Evolutions of the microstructure, texture and mechanical properties of a cold rolled Al-0.8Mg-0.8Si-0.66Cu-0.1Fe-0.12Cr alloy

Abstract

The evolutions of microstructure, texture and mechanical properties of an Al–Mg–Si–Cu alloy subject to cold rolling were investigated by scanning electron microscope, transmission electron microscope, electron backscattering diffraction and x-ray diffraction in this study. The evolution of the shape of grains was characterized by EBSD. TEM was used to observe the distribution of the dislocations. The texture of the rolled alloy was analyzed using x-ray diffraction. In addition, the fracture morphologies of the samples after tensile deformation were observed by SEM. The results revealed that the grain size decreases during the cold rolling process, accompanied by increase of the dislocation density. High density of the dislocations and dislocation tangles resulted in the formation of subgrains. In addition, when the thickness reduction is large enough, about 70%, β fiber formed run though the Euler angle space from the Copper orientation {1 1 2}〈1 1 1〉 through the S orientation {1 2 3}〈6 3 4〉 to the Brass orientation {0 1 1}〈2 1 1〉 according to the x-ray diffraction results. The intensity of β-fiber increases with the increase of the thickness reduction.
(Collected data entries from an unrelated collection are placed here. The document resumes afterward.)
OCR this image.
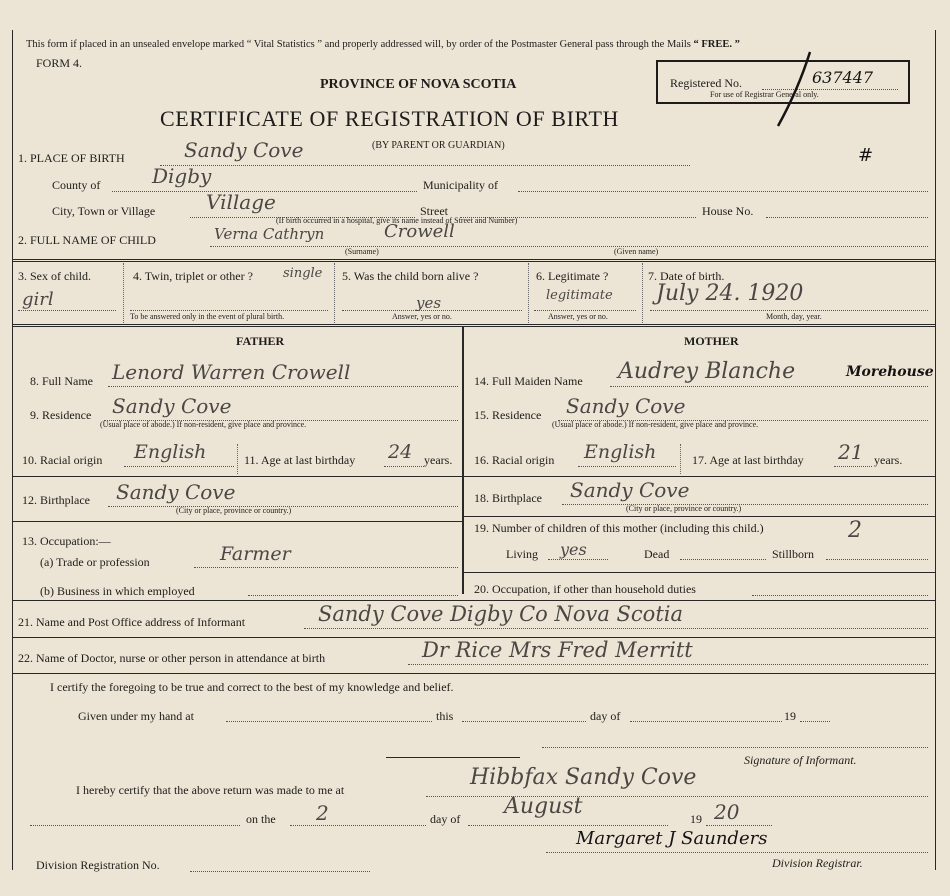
This form if placed in an unsealed envelope marked “ Vital Statistics ” and properly addressed will, by order of the Postmaster General pass through the Mails “ FREE. ”
FORM 4.
PROVINCE OF NOVA SCOTIA
CERTIFICATE OF REGISTRATION OF BIRTH
(BY PARENT OR GUARDIAN)
Registered No.	637447
For use of Registrar General only.
#
1. PLACE OF BIRTH	Sandy Cove
County of	Digby	Municipality of
City, Town or Village	Village	Street
(If birth occurred in a hospital, give its name instead of Street and Number)
House No.
2. FULL NAME OF CHILD	Verna Cathryn	Crowell
(Surname)	(Given name)
3. Sex of child.
girl
4. Twin, triplet or other ? single
To be answered only in the event of plural birth.
5. Was the child born alive ?
yes
Answer, yes or no.
6. Legitimate ?
legitimate
Answer, yes or no.
7. Date of birth.
July 24. 1920
Month, day, year.
FATHER	MOTHER
8. Full Name Lenord Warren Crowell
9. Residence Sandy Cove
(Usual place of abode.) If non-resident, give place and province.
10. Racial origin English	11. Age at last birthday 24 years.
12. Birthplace Sandy Cove
(City or place, province or country.)
13. Occupation:—
(a) Trade or profession	Farmer
(b) Business in which employed
14. Full Maiden Name Audrey Blanche	Morehouse
15. Residence Sandy Cove
(Usual place of abode.) If non-resident, give place and province.
16. Racial origin English	17. Age at last birthday 21 years.
18. Birthplace Sandy Cove
(City or place, province or country.)
19. Number of children of this mother (including this child.)	2
Living yes	Dead	Stillborn
20. Occupation, if other than household duties
21. Name and Post Office address of Informant	Sandy Cove Digby Co Nova Scotia
22. Name of Doctor, nurse or other person in attendance at birth	Dr Rice Mrs Fred Merritt
I certify the foregoing to be true and correct to the best of my knowledge and belief.
Given under my hand at	this	day of	19
Signature of Informant.
I hereby certify that the above return was made to me at	Hibbfax Sandy Cove
on the 2	day of August	19 20
Division Registration No.
Margaret J Saunders
Division Registrar.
With the thickness reduction increases to 90%, the intensity of β fiber increases to the highest value. The cold rolled Al–Mg–Si–Cu alloy with a rolling reduction of 90% has excellent comprehensive mechanical properties along 45° to the rolling direction, with the yield strength and tensile strength being about 265 MPa and 280 MPa, respectively, and the elongation being about 12.6%. The yield strength and elongation have improvements of about 12% and 52% compared to the sample stretched along the rolling direction.